И в минуты этого разговора и немного позже, когда они сели обедать, Лукьянов несколько раз сдерживал себя от желания заговорить о бумагах Лихачева. Но в самый последний миг вдруг снова впадал в сомнения:
"А надо ли говорить ему о бумагах? Не повредит ли это Лихачеву с какой-нибудь стороны?" А не сказать тоже нехорошо. Вдруг они встретятся, зайдет речь о нем, Лукьянове, профессор спросит: "Ну а насчет бумаг моих он тебе сказал? Велел я ему побывать на Кети, выручить оттуда мои бумаги, сохранить их до поры до времени… Денег не пожалел, переслал заранее, авансом, чтоб интерес был. Незадаром просил…"
Так в сомнениях и прошел обед. Лукьянов пока ничем не выдал их, таил глубоко. Тем неожиданнее оказался для него вопрос Акимова:
— А что, Степан Димитрич, на Кети вам приходилось бывать после путешествия с дядюшкой?
Акимов вспомнил в этот час грудастые, как плывущие ладьи, залесенные холмы, раскинувшиеся вокруг Лукашкиного стана.
"Ну вот и случай", — обрадовался Лукьянов.

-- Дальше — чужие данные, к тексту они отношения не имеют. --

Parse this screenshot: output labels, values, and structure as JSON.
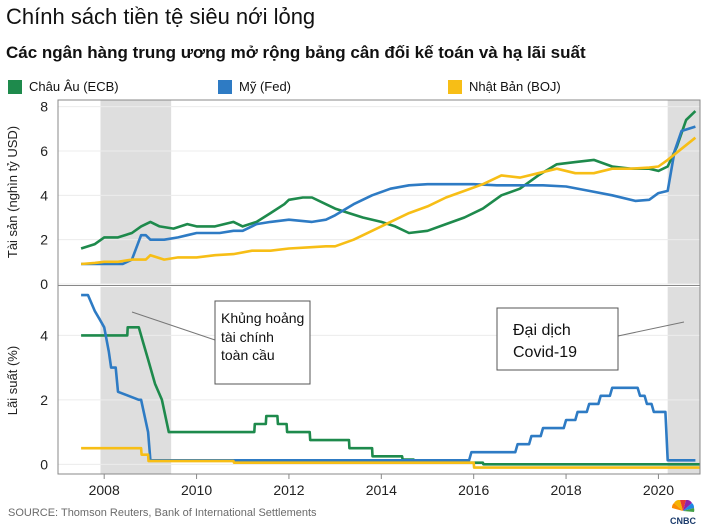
{
  "title": "Chính sách tiền tệ siêu nới lỏng",
  "subtitle": "Các ngân hàng trung ương mở rộng bảng cân đối kế toán và hạ lãi suất",
  "legend": [
    {
      "label": "Châu Âu (ECB)",
      "color": "#1e8a4c"
    },
    {
      "label": "Mỹ (Fed)",
      "color": "#2e7bc4"
    },
    {
      "label": "Nhật Bản (BOJ)",
      "color": "#f7be16"
    }
  ],
  "source": "SOURCE: Thomson Reuters, Bank of International Settlements",
  "logo_text": "CNBC",
  "annotations": {
    "gfc": [
      "Khủng hoảng",
      "tài chính",
      "toàn cầu"
    ],
    "covid": [
      "Đại dịch",
      "Covid-19"
    ]
  },
  "chart_data": [
    {
      "type": "line",
      "panel": "top",
      "ylabel": "Tài sản (nghìn tỷ USD)",
      "ylim": [
        0,
        8.3
      ],
      "yticks": [
        "0",
        "2",
        "4",
        "6",
        "8"
      ],
      "xlim": [
        2007.0,
        2020.9
      ],
      "shaded_periods": [
        [
          2007.92,
          2009.45
        ],
        [
          2020.2,
          2020.9
        ]
      ],
      "series": [
        {
          "name": "Châu Âu (ECB)",
          "color": "#1e8a4c",
          "x": [
            2007.5,
            2007.8,
            2008.0,
            2008.3,
            2008.6,
            2008.8,
            2009.0,
            2009.2,
            2009.5,
            2009.8,
            2010.0,
            2010.4,
            2010.8,
            2011.0,
            2011.3,
            2011.6,
            2011.9,
            2012.0,
            2012.3,
            2012.5,
            2012.8,
            2013.0,
            2013.3,
            2013.6,
            2014.0,
            2014.3,
            2014.6,
            2015.0,
            2015.4,
            2015.8,
            2016.2,
            2016.6,
            2017.0,
            2017.4,
            2017.8,
            2018.2,
            2018.6,
            2019.0,
            2019.4,
            2019.8,
            2020.0,
            2020.2,
            2020.4,
            2020.6,
            2020.8
          ],
          "y": [
            1.6,
            1.8,
            2.1,
            2.1,
            2.3,
            2.6,
            2.8,
            2.6,
            2.5,
            2.7,
            2.6,
            2.6,
            2.8,
            2.6,
            2.8,
            3.2,
            3.6,
            3.8,
            3.9,
            3.9,
            3.6,
            3.4,
            3.2,
            3.0,
            2.8,
            2.6,
            2.3,
            2.4,
            2.7,
            3.0,
            3.4,
            4.0,
            4.3,
            4.9,
            5.4,
            5.5,
            5.6,
            5.3,
            5.2,
            5.2,
            5.1,
            5.3,
            6.2,
            7.4,
            7.8
          ]
        },
        {
          "name": "Mỹ (Fed)",
          "color": "#2e7bc4",
          "x": [
            2007.5,
            2007.8,
            2008.0,
            2008.4,
            2008.6,
            2008.8,
            2008.9,
            2009.0,
            2009.3,
            2009.6,
            2009.8,
            2010.0,
            2010.5,
            2010.8,
            2011.0,
            2011.3,
            2011.6,
            2012.0,
            2012.5,
            2012.8,
            2013.0,
            2013.4,
            2013.8,
            2014.2,
            2014.6,
            2015.0,
            2015.5,
            2016.0,
            2016.5,
            2017.0,
            2017.5,
            2018.0,
            2018.5,
            2019.0,
            2019.5,
            2019.8,
            2020.0,
            2020.2,
            2020.35,
            2020.5,
            2020.8
          ],
          "y": [
            0.9,
            0.9,
            0.9,
            0.9,
            1.1,
            2.2,
            2.2,
            2.0,
            2.0,
            2.1,
            2.2,
            2.3,
            2.3,
            2.4,
            2.4,
            2.7,
            2.8,
            2.9,
            2.8,
            2.9,
            3.1,
            3.6,
            4.0,
            4.3,
            4.45,
            4.5,
            4.5,
            4.5,
            4.45,
            4.45,
            4.45,
            4.4,
            4.2,
            4.0,
            3.75,
            3.8,
            4.1,
            4.2,
            6.0,
            6.9,
            7.1
          ]
        },
        {
          "name": "Nhật Bản (BOJ)",
          "color": "#f7be16",
          "x": [
            2007.5,
            2007.8,
            2008.0,
            2008.3,
            2008.6,
            2008.9,
            2009.0,
            2009.3,
            2009.6,
            2010.0,
            2010.4,
            2010.8,
            2011.2,
            2011.6,
            2012.0,
            2012.4,
            2012.8,
            2013.0,
            2013.4,
            2013.8,
            2014.2,
            2014.6,
            2015.0,
            2015.4,
            2015.8,
            2016.2,
            2016.6,
            2017.0,
            2017.4,
            2017.8,
            2018.2,
            2018.6,
            2019.0,
            2019.4,
            2019.8,
            2020.0,
            2020.2,
            2020.5,
            2020.8
          ],
          "y": [
            0.9,
            0.95,
            1.0,
            1.0,
            1.1,
            1.1,
            1.3,
            1.1,
            1.2,
            1.2,
            1.3,
            1.35,
            1.5,
            1.5,
            1.6,
            1.65,
            1.7,
            1.7,
            2.0,
            2.4,
            2.8,
            3.2,
            3.5,
            3.9,
            4.2,
            4.5,
            4.9,
            4.8,
            5.0,
            5.2,
            5.0,
            5.0,
            5.2,
            5.2,
            5.25,
            5.3,
            5.6,
            6.1,
            6.6
          ]
        }
      ]
    },
    {
      "type": "line",
      "panel": "bottom",
      "ylabel": "Lãi suất (%)",
      "xlabel": "",
      "ylim": [
        -0.3,
        5.5
      ],
      "yticks": [
        "0",
        "2",
        "4"
      ],
      "xticks": [
        "2008",
        "2010",
        "2012",
        "2014",
        "2016",
        "2018",
        "2020"
      ],
      "xlim": [
        2007.0,
        2020.9
      ],
      "shaded_periods": [
        [
          2007.92,
          2009.45
        ],
        [
          2020.2,
          2020.9
        ]
      ],
      "series": [
        {
          "name": "Châu Âu (ECB)",
          "color": "#1e8a4c",
          "x": [
            2007.5,
            2008.5,
            2008.51,
            2008.75,
            2008.85,
            2008.95,
            2009.1,
            2009.25,
            2009.4,
            2011.25,
            2011.26,
            2011.5,
            2011.51,
            2011.75,
            2011.76,
            2011.95,
            2011.96,
            2012.45,
            2012.46,
            2013.3,
            2013.31,
            2013.8,
            2013.81,
            2014.45,
            2014.46,
            2014.7,
            2014.71,
            2016.2,
            2016.21,
            2020.9
          ],
          "y": [
            4.0,
            4.0,
            4.25,
            4.25,
            3.75,
            3.25,
            2.5,
            2.0,
            1.0,
            1.0,
            1.25,
            1.25,
            1.5,
            1.5,
            1.25,
            1.25,
            1.0,
            1.0,
            0.75,
            0.75,
            0.5,
            0.5,
            0.25,
            0.25,
            0.15,
            0.15,
            0.05,
            0.05,
            0.0,
            0.0
          ]
        },
        {
          "name": "Mỹ (Fed)",
          "color": "#2e7bc4",
          "x": [
            2007.5,
            2007.65,
            2007.8,
            2007.9,
            2008.0,
            2008.1,
            2008.15,
            2008.25,
            2008.3,
            2008.75,
            2008.8,
            2008.95,
            2009.0,
            2015.9,
            2015.95,
            2016.9,
            2016.95,
            2017.2,
            2017.25,
            2017.45,
            2017.5,
            2017.95,
            2018.0,
            2018.2,
            2018.25,
            2018.45,
            2018.5,
            2018.7,
            2018.75,
            2018.95,
            2019.0,
            2019.55,
            2019.6,
            2019.7,
            2019.75,
            2019.85,
            2019.9,
            2020.15,
            2020.2,
            2020.8
          ],
          "y": [
            5.25,
            5.25,
            4.75,
            4.5,
            4.25,
            3.5,
            3.0,
            3.0,
            2.25,
            2.0,
            2.0,
            1.0,
            0.125,
            0.125,
            0.375,
            0.375,
            0.625,
            0.625,
            0.875,
            0.875,
            1.125,
            1.125,
            1.375,
            1.375,
            1.625,
            1.625,
            1.875,
            1.875,
            2.125,
            2.125,
            2.375,
            2.375,
            2.125,
            2.125,
            1.875,
            1.875,
            1.625,
            1.625,
            0.125,
            0.125
          ]
        },
        {
          "name": "Nhật Bản (BOJ)",
          "color": "#f7be16",
          "x": [
            2007.5,
            2008.8,
            2008.81,
            2008.95,
            2008.96,
            2010.8,
            2010.81,
            2016.0,
            2016.01,
            2020.9
          ],
          "y": [
            0.5,
            0.5,
            0.3,
            0.3,
            0.1,
            0.1,
            0.05,
            0.05,
            -0.1,
            -0.1
          ]
        }
      ]
    }
  ]
}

— Бывал, Иван Иваныч! Как раз собрался рассказать вам, а вы сами полюбопытствовали, — оживляясь, заговорил он. — Случилось все так. Вдруг по весне четырнадцатого года прибыл ко мне гонец от Венедикта Петровича, от дядюшки, значит, вашего. При нем письмо в большом пакете с черной подкладкой. Написано крупно, разборчиво, чтоб можно было понять каждое слово. Пишет мне ученый человек с обхождением, уважительно: "Любезный Степан Димитрич, помогите в моей беде. Как вы знаете, у меня затерян тюк с бумагами. Как раз бумаги кетского путешествия: карты, снимки, зарисовки, а самое главное, мои дневники.
Предполагаю, что забыты они мною на основной стоянке. Помните, чуть выше Белого яра? А возможно, где-то в другом месте. Поищите. Знаю, что прошу вас о великом одолжении, отрываю от работы, и все ж другого выхода не вижу. В покрытие хотя бы части ваших расходов по такой отлучке из дому, направляю вам со своим кучером сто рублей. Не обессудьте, что не велик капитал. Обезденежел. Вытряхнули экспедиции всю мошну без остатка. Ну да впредь в долгу не останусь. Поспешите, любезный Степан Димитрич, обрадуйте. Сердце и так заходится от предчувствия: а вдруг изгрызли мои бумаги лесные грызуны? Что тогда делать? Если бумаги окажутся целыми, мчитесь с ними стремглав ко мне. Пусть падут оковы с души моей. А уж если судил господь быть по-иному — то будь что будет".